By Dan Whitcomb
LOS ANGELES (Reuters) - The mother of a schizophrenic homeless man who died after he was beaten and repeatedly shocked with a stun gun by police in California last year has reached a $1 million settlement with the city of Fullerton, both sides said.
Videotape of the beating of 37-year-old Kelly Thomas, which was repeatedly broadcast on cable television, shows Thomas lying on the ground screaming, "They're killing me," as officers swarmed over him, delivering multiple blows and shocks.
Last week an Orange County Superior Court judge ordered two Fullerton policemen, Officer Manuel Ramos and Corporal Jay Cicinelli, to stand trial on homicide charges in Thomas' death. They are due back in court next week.
Thomas' mother, Cathy Thomas, and Fullerton officials said in a joint statement released late on Tuesday that the settlement was reached after her attorney approached lawyers for the city about an early resolution of the case.

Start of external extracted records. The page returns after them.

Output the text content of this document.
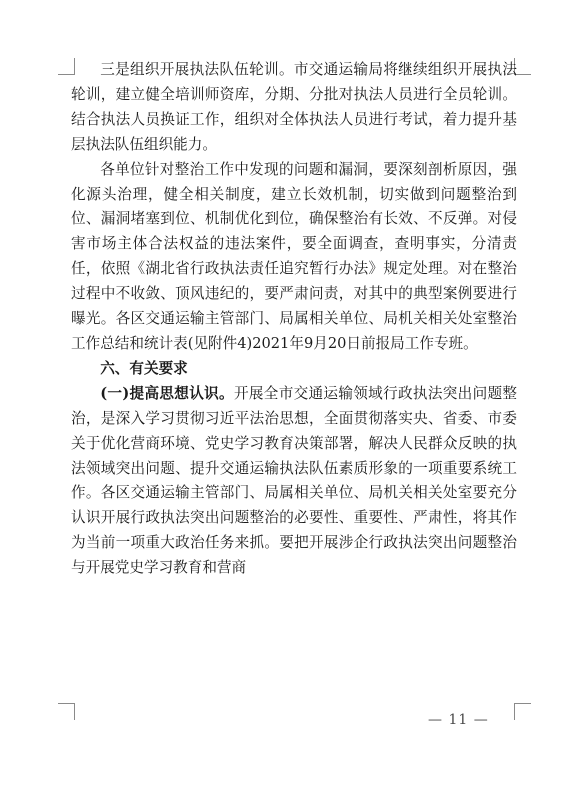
三是组织开展执法队伍轮训。市交通运输局将继续组织开展执法轮训，建立健全培训师资库，分期、分批对执法人员进行全员轮训。结合执法人员换证工作，组织对全体执法人员进行考试，着力提升基层执法队伍组织能力。

各单位针对整治工作中发现的问题和漏洞，要深刻剖析原因，强化源头治理，健全相关制度，建立长效机制，切实做到问题整治到位、漏洞堵塞到位、机制优化到位，确保整治有长效、不反弹。对侵害市场主体合法权益的违法案件，要全面调查，查明事实，分清责任，依照《湖北省行政执法责任追究暂行办法》规定处理。对在整治过程中不收敛、顶风违纪的，要严肃问责，对其中的典型案例要进行曝光。各区交通运输主管部门、局属相关单位、局机关相关处室整治工作总结和统计表(见附件4)2021年9月20日前报局工作专班。

六、有关要求

(一)提高思想认识。开展全市交通运输领域行政执法突出问题整治，是深入学习贯彻习近平法治思想，全面贯彻落实央、省委、市委关于优化营商环境、党史学习教育决策部署，解决人民群众反映的执法领域突出问题、提升交通运输执法队伍素质形象的一项重要系统工作。各区交通运输主管部门、局属相关单位、局机关相关处室要充分认识开展行政执法突出问题整治的必要性、重要性、严肃性，将其作为当前一项重大政治任务来抓。要把开展涉企行政执法突出问题整治与开展党史学习教育和营商

— 11 —
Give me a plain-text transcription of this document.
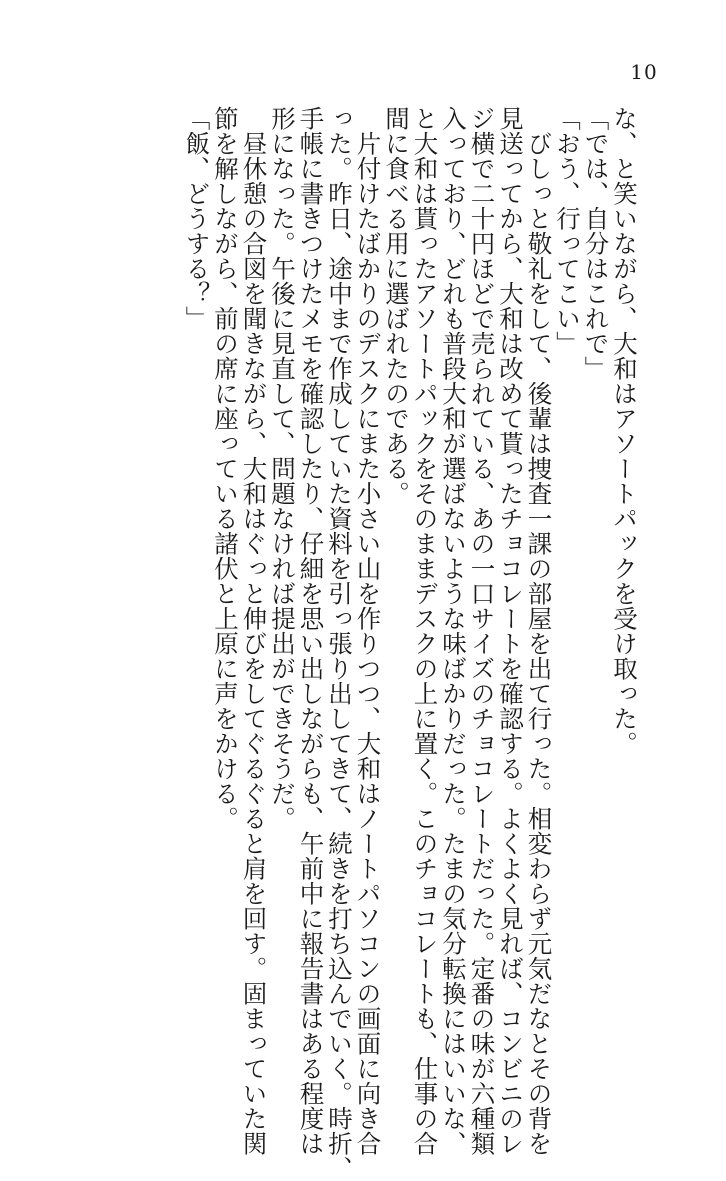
10

な、と笑いながら、大和はアソートパックを受け取った。

「では、自分はこれで」

「おう、行ってこい」

　びしっと敬礼をして、後輩は捜査一課の部屋を出て行った。相変わらず元気だなとその背を

見送ってから、大和は改めて貰ったチョコレートを確認する。よくよく見れば、コンビニのレ

ジ横で二十円ほどで売られている、あの一口サイズのチョコレートだった。定番の味が六種類

入っており、どれも普段大和が選ばないような味ばかりだった。たまの気分転換にはいいな、

と大和は貰ったアソートパックをそのままデスクの上に置く。このチョコレートも、仕事の合

間に食べる用に選ばれたのである。

　片付けたばかりのデスクにまた小さい山を作りつつ、大和はノートパソコンの画面に向き合

った。昨日、途中まで作成していた資料を引っ張り出してきて、続きを打ち込んでいく。時折、

手帳に書きつけたメモを確認したり、仔細を思い出しながらも、午前中に報告書はある程度は

形になった。午後に見直して、問題なければ提出ができそうだ。

　昼休憩の合図を聞きながら、大和はぐっと伸びをしてぐるぐると肩を回す。固まっていた関

節を解しながら、前の席に座っている諸伏と上原に声をかける。

「飯、どうする？」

"Pursuant to that mediated settlement, in exchange for the payment of $1 million by the city to Ms. Thomas, Ms. Thomas has chosen to forego pursuing her potential claims against the city and its police officers arising from the death of her son," the statement said.
The settlement does not affect a wrongful death lawsuit filed against Fullerton by Kelly Thomas' father, Ron Thomas, who has been a vocal critic of city and police officials. Ron and Cathy Thomas are divorced and pursuing litigation separately.
Prosecutors said Ramos and Cicinelli, who approached Thomas to question him about reports of vandalized cars near a bus depot, turned a routine police encounter into an unnecessary and savage beating that cost the unarmed man his life.
Defense lawyers have argued that Thomas started the struggle when he failed to obey police commands.
Thomas died five days after the July 5 beating without ever regaining consciousness. Photos of him lying in a hospital bed showed his face, which sustained multiple fractures, bruised, swollen and lacerated beyond recognition.
Ramos, 38, is charged with second-degree murder and involuntary manslaughter in the case, and faces a maximum penalty of 15 years to life in prison if found guilty.
Cicinelli, 40, is charged with involuntary manslaughter and the use of excessive force. He faces up to four years in prison if convicted. Both policemen have pleaded not guilty.